In the modern world, people in cities tend to live lives quite removed from nature. Many people in urban spaces have never had the experience of growing their own food, or tending to a garden at all. Yet as the movement to counteract climate change and build more sustainable living spaces grows, some people are seeking ways to rekindle their communities' relationships with the environment. When the Ocean Dream made the 98th voyage's second stop in the United States on 7 August, a group of Peace Boat participants had the opportunity to visit one such place: The Beacon Food Forest, located in Seattle. The 98th Global Voyage was not only the first visit of Peace Boat to the Beacon Food Forest, but the inaugural visit of Peace Boat to Seattle itself - known as a city leading the way on environmental initiatives.
The Beacon Food Forest is a "sustainability experiment" founded on three core principals, which are painted on beams of an open seating area within it: "Care for the Earth", "Care for the people", and "Fair share for all". This 1.7 acre (and growing) outdoor open space located in Seattle receives government support, and is available to anyone who wants to participate in growing and harvesting their own food. Committees and classes meet regularly at the Beacon Food Forest, where volunteers can plan projects and events, or learn about permaculture and agriculture. It also hosts a number of spaces in tandem with Seattle's "P-Patch Program", whereby the city provides spaces for organic urban agriculture.
The Beacon Food Forest has only two part-time staff, and is otherwise run entirely by volunteers, who collectively logged over 15,000 hours in 2017 alone. The volunteers who hosted Peace Boat estimated that there are around 30 volunteers who currently tend to the Forest regularly, but thousands of people from all over the world have passed through since the project began in 2009. Because the area is located on top of a water reservoir, no pesticides are used and everything in the forest is done completely naturally. If a certain type of fly is attracted to the fruit of a tree in the forest, for example, a bush is planted next to it that gives off a scent that repels the fly.

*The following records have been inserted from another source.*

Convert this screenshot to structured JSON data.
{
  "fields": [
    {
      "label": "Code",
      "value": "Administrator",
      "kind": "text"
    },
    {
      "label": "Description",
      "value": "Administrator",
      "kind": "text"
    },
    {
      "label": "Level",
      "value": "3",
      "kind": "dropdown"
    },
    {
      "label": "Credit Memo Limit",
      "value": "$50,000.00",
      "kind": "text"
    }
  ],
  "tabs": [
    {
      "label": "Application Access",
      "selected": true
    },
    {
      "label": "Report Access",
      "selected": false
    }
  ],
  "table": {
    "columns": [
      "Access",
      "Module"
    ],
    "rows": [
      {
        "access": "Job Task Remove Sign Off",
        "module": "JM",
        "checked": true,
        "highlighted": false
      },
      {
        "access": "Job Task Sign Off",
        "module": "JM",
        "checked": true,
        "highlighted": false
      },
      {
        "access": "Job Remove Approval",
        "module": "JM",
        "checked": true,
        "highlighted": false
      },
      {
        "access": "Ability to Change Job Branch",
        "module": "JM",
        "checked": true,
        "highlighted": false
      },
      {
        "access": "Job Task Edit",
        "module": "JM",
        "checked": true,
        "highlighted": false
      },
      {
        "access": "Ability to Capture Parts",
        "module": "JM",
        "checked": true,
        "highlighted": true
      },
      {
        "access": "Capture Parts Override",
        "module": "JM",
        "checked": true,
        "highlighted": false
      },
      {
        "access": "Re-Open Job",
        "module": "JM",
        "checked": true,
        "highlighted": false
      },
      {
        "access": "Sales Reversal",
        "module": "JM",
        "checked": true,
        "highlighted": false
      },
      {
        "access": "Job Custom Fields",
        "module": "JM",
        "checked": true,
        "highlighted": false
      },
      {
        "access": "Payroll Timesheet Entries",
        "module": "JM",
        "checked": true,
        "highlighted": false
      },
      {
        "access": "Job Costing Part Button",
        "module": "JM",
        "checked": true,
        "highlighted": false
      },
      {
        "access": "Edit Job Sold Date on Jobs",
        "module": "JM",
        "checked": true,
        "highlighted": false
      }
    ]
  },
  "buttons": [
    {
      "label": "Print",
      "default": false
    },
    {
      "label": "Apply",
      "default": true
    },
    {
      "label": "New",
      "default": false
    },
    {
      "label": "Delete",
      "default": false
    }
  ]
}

After the ship docked in the morning and participants saw some of the downtown area, the group set out for the Food Forest. In addition to exploring the grounds and listening to talks by volunteers, participants together picked fruit, chopped weeds and branches to be put into compost, and printed designs on paper bags using a linoleum print carved by another volunteer. They were also able to enjoy a home-cooked meal and two live music performances by local acts: Aester and the Marshall Law Band.
Before leaving, the Peace Boat group presented the Beacon Food Forest with a special token of gratitude: a new mulberry tree, which was planted and christened with its first watering by participants. Participants also decorated small flags, which were then fastened with a string to be made into a banner. At the end of the day, the banner was cut in two halves: one half to travel back to the Ocean Dream, and one half to stay in the Beacon Food Forest, to symbolize the new connection and friendship formed that day, and the hope that it will extend into the future.